SC orders to merge Aafia Siddiqui with case of Pakistanis jailed abroad

14

 

TAUSEEF ABBASI

ISLAMABAD

The Supreme Court of Pakistan on Monday issued directives club a petition seeking the repatriation of Dr Aafia Siddiqui with a petition seeking repatriation of Pakistanis jailed abroad.

A three-member bench of the top court led by Justice Azmat Saeed heard the case.

During the hearing, the deputy attorney general informed the court that Aafia meets with Pakistan’s counsellor after every three months.

Justice Azmat Saeed remarked that let us review and find out can sentence of Dr Aafia Siddiqui be completed in Pakistan?

“A breakthrough is likely in Dr Aafia’s matter by highlighting her case with other Pakistani prisoners,” he said.

Court has adjourned the hearing of case indefinitely.

Last month, Foreign Office Spokesperson Dr Mohammad Faisal said that steps to bring Dr Aafia back were underway and the matter of her return was continuously being raised with Washington.

He added that, with regards Dr Aafia and Shakeel Afridi, Pakistan’s stance was the same as before and there had been no change in it.
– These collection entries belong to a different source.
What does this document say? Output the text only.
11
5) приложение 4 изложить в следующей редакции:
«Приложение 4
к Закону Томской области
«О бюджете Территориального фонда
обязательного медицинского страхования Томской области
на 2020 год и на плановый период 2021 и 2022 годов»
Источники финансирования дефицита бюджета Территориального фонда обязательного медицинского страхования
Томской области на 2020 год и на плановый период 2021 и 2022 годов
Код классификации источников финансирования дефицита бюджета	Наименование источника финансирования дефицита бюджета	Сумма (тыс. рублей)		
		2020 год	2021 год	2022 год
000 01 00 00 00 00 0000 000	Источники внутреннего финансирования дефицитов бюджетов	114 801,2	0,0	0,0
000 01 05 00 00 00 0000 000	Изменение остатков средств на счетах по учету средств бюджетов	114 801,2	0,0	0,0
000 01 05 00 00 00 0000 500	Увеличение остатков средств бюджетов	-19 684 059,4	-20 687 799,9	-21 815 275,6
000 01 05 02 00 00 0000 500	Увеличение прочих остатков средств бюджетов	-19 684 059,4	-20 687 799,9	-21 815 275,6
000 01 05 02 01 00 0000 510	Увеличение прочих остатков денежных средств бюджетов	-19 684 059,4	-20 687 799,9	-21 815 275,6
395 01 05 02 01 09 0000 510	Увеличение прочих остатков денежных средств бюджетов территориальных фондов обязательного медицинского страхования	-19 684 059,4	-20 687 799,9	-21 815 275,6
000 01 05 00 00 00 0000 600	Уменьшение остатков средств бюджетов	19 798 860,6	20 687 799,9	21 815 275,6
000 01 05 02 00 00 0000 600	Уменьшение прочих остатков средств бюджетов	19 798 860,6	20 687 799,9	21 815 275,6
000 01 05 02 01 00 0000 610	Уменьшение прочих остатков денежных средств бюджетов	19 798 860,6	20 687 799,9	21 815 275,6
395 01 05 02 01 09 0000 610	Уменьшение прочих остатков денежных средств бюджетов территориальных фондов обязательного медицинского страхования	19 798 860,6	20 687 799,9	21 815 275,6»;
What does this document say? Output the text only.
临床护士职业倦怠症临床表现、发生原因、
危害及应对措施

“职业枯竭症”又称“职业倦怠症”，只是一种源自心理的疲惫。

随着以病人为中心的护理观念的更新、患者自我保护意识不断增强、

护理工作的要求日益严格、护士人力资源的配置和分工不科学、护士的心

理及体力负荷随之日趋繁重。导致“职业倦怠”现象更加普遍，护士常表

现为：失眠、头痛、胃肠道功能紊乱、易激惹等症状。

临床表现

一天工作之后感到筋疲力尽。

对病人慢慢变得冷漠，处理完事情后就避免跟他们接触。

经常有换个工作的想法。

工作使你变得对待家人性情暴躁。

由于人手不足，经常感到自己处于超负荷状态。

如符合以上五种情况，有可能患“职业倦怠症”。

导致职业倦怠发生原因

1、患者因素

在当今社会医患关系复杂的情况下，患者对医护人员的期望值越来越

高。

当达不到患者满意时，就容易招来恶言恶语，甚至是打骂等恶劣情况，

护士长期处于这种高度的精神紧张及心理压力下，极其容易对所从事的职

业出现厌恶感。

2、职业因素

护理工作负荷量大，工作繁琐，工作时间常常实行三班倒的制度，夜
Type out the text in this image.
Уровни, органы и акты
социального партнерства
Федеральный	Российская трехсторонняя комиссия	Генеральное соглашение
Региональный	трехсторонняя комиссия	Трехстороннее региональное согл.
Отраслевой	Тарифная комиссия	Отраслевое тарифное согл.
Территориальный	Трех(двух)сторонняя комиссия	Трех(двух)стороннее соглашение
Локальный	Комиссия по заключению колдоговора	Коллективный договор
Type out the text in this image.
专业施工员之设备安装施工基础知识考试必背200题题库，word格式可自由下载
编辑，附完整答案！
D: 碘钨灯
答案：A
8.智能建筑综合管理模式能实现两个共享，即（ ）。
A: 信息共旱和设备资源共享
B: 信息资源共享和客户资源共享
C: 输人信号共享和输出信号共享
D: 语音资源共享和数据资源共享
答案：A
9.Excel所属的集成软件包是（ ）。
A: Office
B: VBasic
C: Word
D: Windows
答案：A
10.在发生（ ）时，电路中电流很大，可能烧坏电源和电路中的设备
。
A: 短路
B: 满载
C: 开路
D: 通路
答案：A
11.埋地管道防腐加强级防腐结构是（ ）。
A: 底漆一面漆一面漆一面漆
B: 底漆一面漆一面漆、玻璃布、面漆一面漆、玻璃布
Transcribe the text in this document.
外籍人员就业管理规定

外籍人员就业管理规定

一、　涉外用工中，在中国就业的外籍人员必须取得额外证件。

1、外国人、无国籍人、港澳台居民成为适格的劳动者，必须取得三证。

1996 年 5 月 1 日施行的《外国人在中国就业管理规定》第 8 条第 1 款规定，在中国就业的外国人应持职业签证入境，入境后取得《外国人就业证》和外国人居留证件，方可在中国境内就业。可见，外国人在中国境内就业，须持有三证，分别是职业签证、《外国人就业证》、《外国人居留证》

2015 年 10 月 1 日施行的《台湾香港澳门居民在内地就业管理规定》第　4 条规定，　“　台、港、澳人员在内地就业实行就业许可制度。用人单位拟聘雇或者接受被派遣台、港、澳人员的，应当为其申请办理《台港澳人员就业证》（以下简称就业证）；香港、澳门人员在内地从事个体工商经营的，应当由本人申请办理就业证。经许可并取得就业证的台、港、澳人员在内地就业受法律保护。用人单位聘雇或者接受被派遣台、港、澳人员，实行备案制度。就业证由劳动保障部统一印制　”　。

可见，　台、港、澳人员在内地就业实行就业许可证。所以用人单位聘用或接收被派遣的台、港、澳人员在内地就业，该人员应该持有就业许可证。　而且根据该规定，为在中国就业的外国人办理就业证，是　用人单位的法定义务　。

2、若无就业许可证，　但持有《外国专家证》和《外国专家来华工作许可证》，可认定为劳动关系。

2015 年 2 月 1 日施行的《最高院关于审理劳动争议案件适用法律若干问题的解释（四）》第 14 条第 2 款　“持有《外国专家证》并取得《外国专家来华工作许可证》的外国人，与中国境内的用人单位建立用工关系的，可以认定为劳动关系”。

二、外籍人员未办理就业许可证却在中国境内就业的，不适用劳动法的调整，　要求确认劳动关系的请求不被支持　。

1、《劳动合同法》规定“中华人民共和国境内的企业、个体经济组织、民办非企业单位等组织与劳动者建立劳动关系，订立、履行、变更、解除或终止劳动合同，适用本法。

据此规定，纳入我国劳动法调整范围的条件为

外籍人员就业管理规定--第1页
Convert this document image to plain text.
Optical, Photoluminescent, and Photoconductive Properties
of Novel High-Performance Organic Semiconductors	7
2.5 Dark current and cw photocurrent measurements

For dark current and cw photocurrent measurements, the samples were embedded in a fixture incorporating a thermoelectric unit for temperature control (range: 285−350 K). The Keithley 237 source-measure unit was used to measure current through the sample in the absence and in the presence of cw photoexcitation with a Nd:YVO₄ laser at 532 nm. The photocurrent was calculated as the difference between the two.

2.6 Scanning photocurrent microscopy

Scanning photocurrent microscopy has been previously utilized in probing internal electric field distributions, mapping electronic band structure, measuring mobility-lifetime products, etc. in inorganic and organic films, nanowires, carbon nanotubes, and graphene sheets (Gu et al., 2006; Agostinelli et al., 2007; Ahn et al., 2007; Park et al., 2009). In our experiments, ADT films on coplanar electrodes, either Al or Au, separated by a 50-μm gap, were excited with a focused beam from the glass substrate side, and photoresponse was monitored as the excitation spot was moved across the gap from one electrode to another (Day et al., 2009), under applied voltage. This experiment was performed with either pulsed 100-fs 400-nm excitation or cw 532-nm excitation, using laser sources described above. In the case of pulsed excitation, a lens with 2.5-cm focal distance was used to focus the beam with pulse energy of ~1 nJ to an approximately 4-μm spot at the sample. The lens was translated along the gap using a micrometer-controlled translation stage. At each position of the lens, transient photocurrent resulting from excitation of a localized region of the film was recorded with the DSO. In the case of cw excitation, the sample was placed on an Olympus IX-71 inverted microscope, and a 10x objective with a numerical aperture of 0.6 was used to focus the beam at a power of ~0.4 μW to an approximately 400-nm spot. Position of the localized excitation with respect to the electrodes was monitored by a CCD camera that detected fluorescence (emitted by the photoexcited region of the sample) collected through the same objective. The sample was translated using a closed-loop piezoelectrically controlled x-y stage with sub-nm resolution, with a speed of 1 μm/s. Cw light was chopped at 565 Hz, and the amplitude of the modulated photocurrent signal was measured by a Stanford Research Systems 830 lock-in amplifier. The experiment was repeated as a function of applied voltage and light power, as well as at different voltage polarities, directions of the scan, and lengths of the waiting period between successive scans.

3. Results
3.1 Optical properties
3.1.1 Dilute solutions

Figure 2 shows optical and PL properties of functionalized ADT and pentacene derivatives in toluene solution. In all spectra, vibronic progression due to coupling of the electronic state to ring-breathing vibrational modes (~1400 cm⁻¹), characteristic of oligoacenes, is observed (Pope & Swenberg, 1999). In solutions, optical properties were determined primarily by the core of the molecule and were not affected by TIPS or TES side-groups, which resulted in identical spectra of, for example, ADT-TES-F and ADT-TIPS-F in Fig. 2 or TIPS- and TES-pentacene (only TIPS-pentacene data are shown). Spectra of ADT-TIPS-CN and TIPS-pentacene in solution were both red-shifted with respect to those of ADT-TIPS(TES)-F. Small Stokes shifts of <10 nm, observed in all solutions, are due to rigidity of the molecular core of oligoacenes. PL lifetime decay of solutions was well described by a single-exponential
Dr Fouzia had said in April that “at one point it had seemed as if Aafia was going to come to Pakistan any moment.”

She said that she had been reassured by the government that negotiations with the US were ongoing and that “there will be a good news between January and March, but now silence has set in again.”

It is pertinent to mention here that last year, Dr Siddiqui’s sister, Dr Fouzia, had requested Foreign Minister Shah Mahmood Qureshi to take up the matter with the US, and Qureshi said that efforts were underway to bring her back.

The foreign minister had said that the issue of Dr Siddiqui’s repatriation was “being considered”, following which Consul General in Houston Aisha Farooqui had met Dr Aafia and urged the US to “respect her human and legal rights”.

Neuroscientist Dr Aafia Siddiqui was sentenced to 86 years of imprisonment by a US federal court in 2010, after she was convicted of firing at US troops in Afghanistan while in their custody and other six charges against her.

Her lawyers had requested a sentence of 12 years, while prosecutors had pressed for a life sentence.